Kolostrum: Zeit, Menge, Qualität und Sauberkeit
Neugeborene Kälber sind für ihren frühen Immunschutz auf die Antikörper im Kolostrum angewiesen. Entscheidend ist nicht nur, dass ein Kalb trinkt, sondern wann, wie viel und in welcher Qualität. Auch hygienische Gewinnung und saubere Tränkeutensilien gehören zum System.
Als leicht merkbare betriebliche Orientierung nennt die Bayerische Landesanstalt für Landwirtschaft vier Liter Erstgemelk in den ersten vier Lebensstunden. Kleine, schwache oder schwer geborene Kälber müssen individuell beurteilt werden.
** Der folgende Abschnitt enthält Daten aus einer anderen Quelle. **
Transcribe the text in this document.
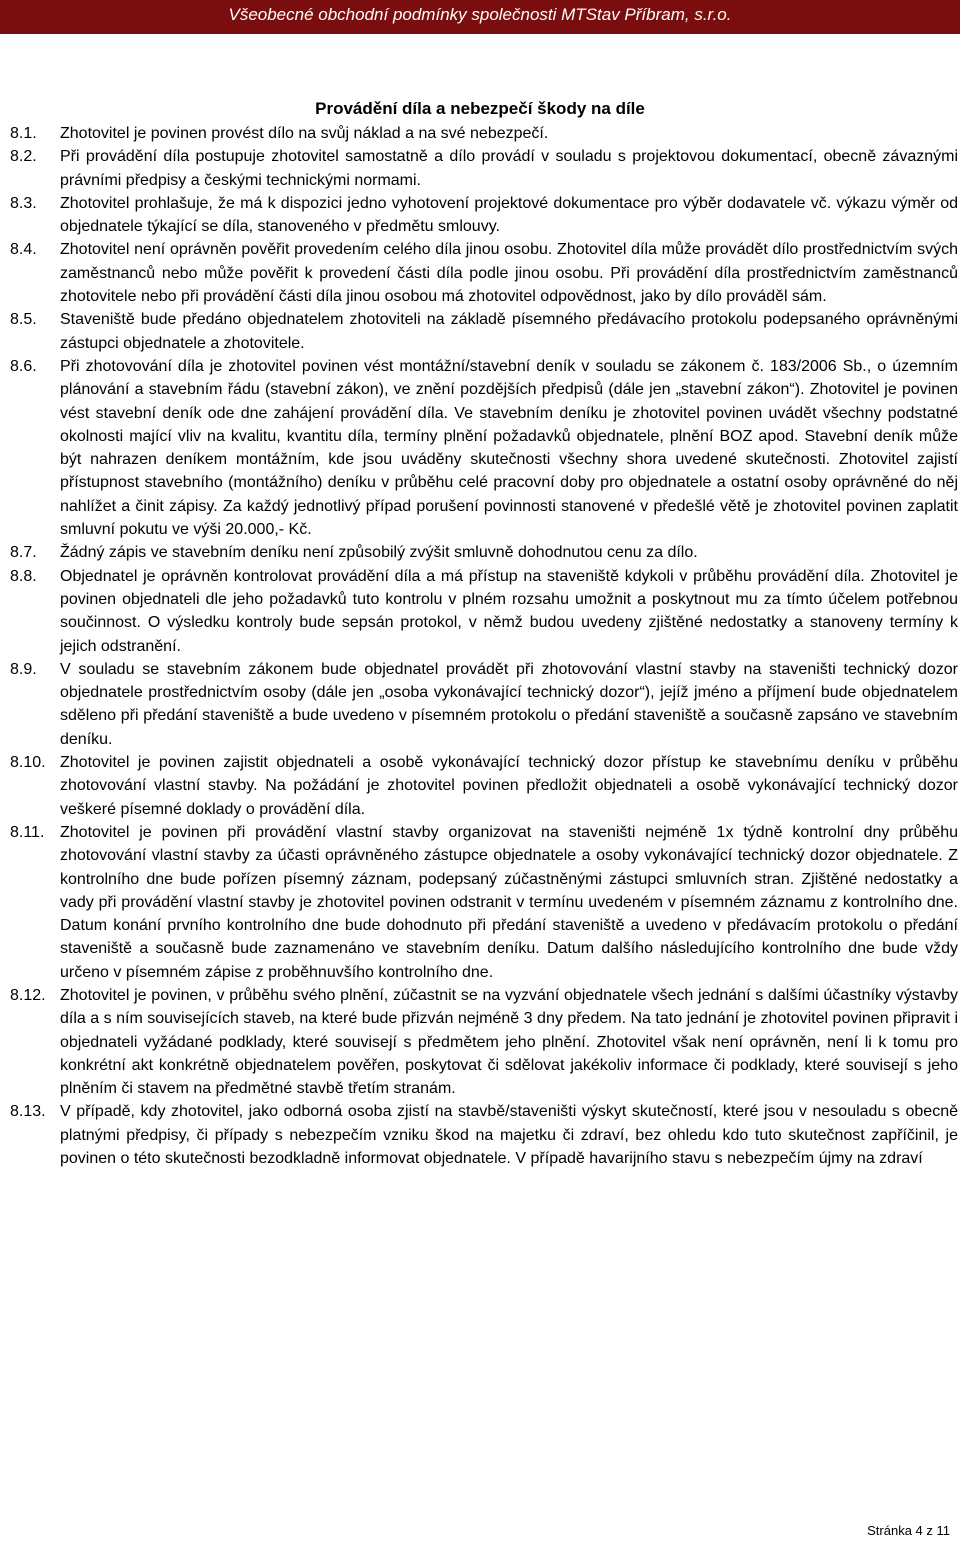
Všeobecné obchodní podmínky společnosti MTStav Příbram, s.r.o.
Provádění díla a nebezpečí škody na díle
8.1.	Zhotovitel je povinen provést dílo na svůj náklad a na své nebezpečí.
8.2.	Při provádění díla postupuje zhotovitel samostatně a dílo provádí v souladu s projektovou dokumentací, obecně závaznými právními předpisy a českými technickými normami.
8.3.	Zhotovitel prohlašuje, že má k dispozici jedno vyhotovení projektové dokumentace pro výběr dodavatele vč. výkazu výměr od objednatele týkající se díla, stanoveného v předmětu smlouvy.
8.4.	Zhotovitel není oprávněn pověřit provedením celého díla jinou osobu. Zhotovitel díla může provádět dílo prostřednictvím svých zaměstnanců nebo může pověřit k provedení části díla podle jinou osobu. Při provádění díla prostřednictvím zaměstnanců zhotovitele nebo při provádění části díla jinou osobou má zhotovitel odpovědnost, jako by dílo prováděl sám.
8.5.	Staveniště bude předáno objednatelem zhotoviteli na základě písemného předávacího protokolu podepsaného oprávněnými zástupci objednatele a zhotovitele.
8.6.	Při zhotovování díla je zhotovitel povinen vést montážní/stavební deník v souladu se zákonem č. 183/2006 Sb., o územním plánování a stavebním řádu (stavební zákon), ve znění pozdějších předpisů (dále jen „stavební zákon“). Zhotovitel je povinen vést stavební deník ode dne zahájení provádění díla. Ve stavebním deníku je zhotovitel povinen uvádět všechny podstatné okolnosti mající vliv na kvalitu, kvantitu díla, termíny plnění požadavků objednatele, plnění BOZ apod. Stavební deník může být nahrazen deníkem montážním, kde jsou uváděny skutečnosti všechny shora uvedené skutečnosti. Zhotovitel zajistí přístupnost stavebního (montážního) deníku v průběhu celé pracovní doby pro objednatele a ostatní osoby oprávněné do něj nahlížet a činit zápisy. Za každý jednotlivý případ porušení povinnosti stanovené v předešlé větě je zhotovitel povinen zaplatit smluvní pokutu ve výši 20.000,- Kč.
8.7.	Žádný zápis ve stavebním deníku není způsobilý zvýšit smluvně dohodnutou cenu za dílo.
8.8.	Objednatel je oprávněn kontrolovat provádění díla a má přístup na staveniště kdykoli v průběhu provádění díla. Zhotovitel je povinen objednateli dle jeho požadavků tuto kontrolu v plném rozsahu umožnit a poskytnout mu za tímto účelem potřebnou součinnost. O výsledku kontroly bude sepsán protokol, v němž budou uvedeny zjištěné nedostatky a stanoveny termíny k jejich odstranění.
8.9.	V souladu se stavebním zákonem bude objednatel provádět při zhotovování vlastní stavby na staveništi technický dozor objednatele prostřednictvím osoby (dále jen „osoba vykonávající technický dozor“), jejíž jméno a příjmení bude objednatelem sděleno při předání staveniště a bude uvedeno v písemném protokolu o předání staveniště a současně zapsáno ve stavebním deníku.
8.10. Zhotovitel je povinen zajistit objednateli a osobě vykonávající technický dozor přístup ke stavebnímu deníku v průběhu zhotovování vlastní stavby. Na požádání je zhotovitel povinen předložit objednateli a osobě vykonávající technický dozor veškeré písemné doklady o provádění díla.
8.11. Zhotovitel je povinen při provádění vlastní stavby organizovat na staveništi nejméně 1x týdně kontrolní dny průběhu zhotovování vlastní stavby za účasti oprávněného zástupce objednatele a osoby vykonávající technický dozor objednatele. Z kontrolního dne bude pořízen písemný záznam, podepsaný zúčastněnými zástupci smluvních stran. Zjištěné nedostatky a vady při provádění vlastní stavby je zhotovitel povinen odstranit v termínu uvedeném v písemném záznamu z kontrolního dne. Datum konání prvního kontrolního dne bude dohodnuto při předání staveniště a uvedeno v předávacím protokolu o předání staveniště a současně bude zaznamenáno ve stavebním deníku. Datum dalšího následujícího kontrolního dne bude vždy určeno v písemném zápise z proběhnuvšího kontrolního dne.
8.12. Zhotovitel je povinen, v průběhu svého plnění, zúčastnit se na vyzvání objednatele všech jednání s dalšími účastníky výstavby díla a s ním souvisejících staveb, na které bude přizván nejméně 3 dny předem. Na tato jednání je zhotovitel povinen připravit i objednateli vyžádané podklady, které souvisejí s předmětem jeho plnění. Zhotovitel však není oprávněn, není li k tomu pro konkrétní akt konkrétně objednatelem pověřen, poskytovat či sdělovat jakékoliv informace či podklady, které souvisejí s jeho plněním či stavem na předmětné stavbě třetím stranám.
8.13. V případě, kdy zhotovitel, jako odborná osoba zjistí na stavbě/staveništi výskyt skutečností, které jsou v nesouladu s obecně platnými předpisy, či případy s nebezpečím vzniku škod na majetku či zdraví, bez ohledu kdo tuto skutečnost zapříčinil, je povinen o této skutečnosti bezodkladně informovat objednatele. V případě havarijního stavu s nebezpečím újmy na zdraví
Stránka 4 z 11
Ein betrieblicher Plan sollte deshalb immer gemeinsam mit der betreuenden Tierarztpraxis festgelegt werden.
Messen und dokumentieren statt vermuten
Ob ein Kalb unbeaufsichtigt ausreichend bei der Mutter aufgenommen hat, lässt sich nicht zuverlässig aus der Beobachtung ableiten. Ein Brix-Refraktometer kann die Kolostrumqualität direkt am Betrieb einschätzen. In der Fachliteratur gelten Werte um 22 Prozent Brix als Orientierung für hochwertiges Kolostrum.
Ein kurzes Protokoll mit Geburtszeit, Zeitpunkt und Menge der ersten Gabe, Qualitätswert und verantwortlicher Person schafft Verlässlichkeit. Stichproben im Blutserum können zusätzlich zeigen, ob der passive Immuntransfer im Bestand tatsächlich gelingt.
Der kurze Kälbercheck gehört in die Routine
Ein standardisierter Blick am Morgen und am Abend macht kleine Veränderungen früher sichtbar. Wichtig ist, dass alle Mitarbeitenden dieselben Merkmale beobachten und Abweichungen dokumentieren.
- Aktivität, Haltung, Saugreflex und Appetit
- Kopf- und Ohrenhaltung sowie Nasen- oder Augenausfluss
- Atmung, Husten und sichtbare Atemarbeit
- Kot, Verschmutzung im Analbereich und Flüssigkeitshaushalt
- Nabel auf Schwellung, Wärme, Schmerz oder Sekret
Warnzeichen früh einordnen lassen
Verminderte Aktivität und nachlassender Appetit können frühe Hinweise auf eine Erkrankung sein. Wiederholter Husten, angestrengte Atmung, auffälliger Nasenausfluss, Durchfall oder ein geschwollener beziehungsweise nässender Nabel gehören tierärztlich abgeklärt.
Bei wiederkehrenden Problemen reicht es selten, nur das einzelne Kalb zu behandeln. Einstreu, Luftqualität, Zugluftschutz, Tränkehygiene, Gruppierung und Infektionsdruck müssen gemeinsam betrachtet werden. So wird aus einer Akutbehandlung ein wirksamer Präventionsplan.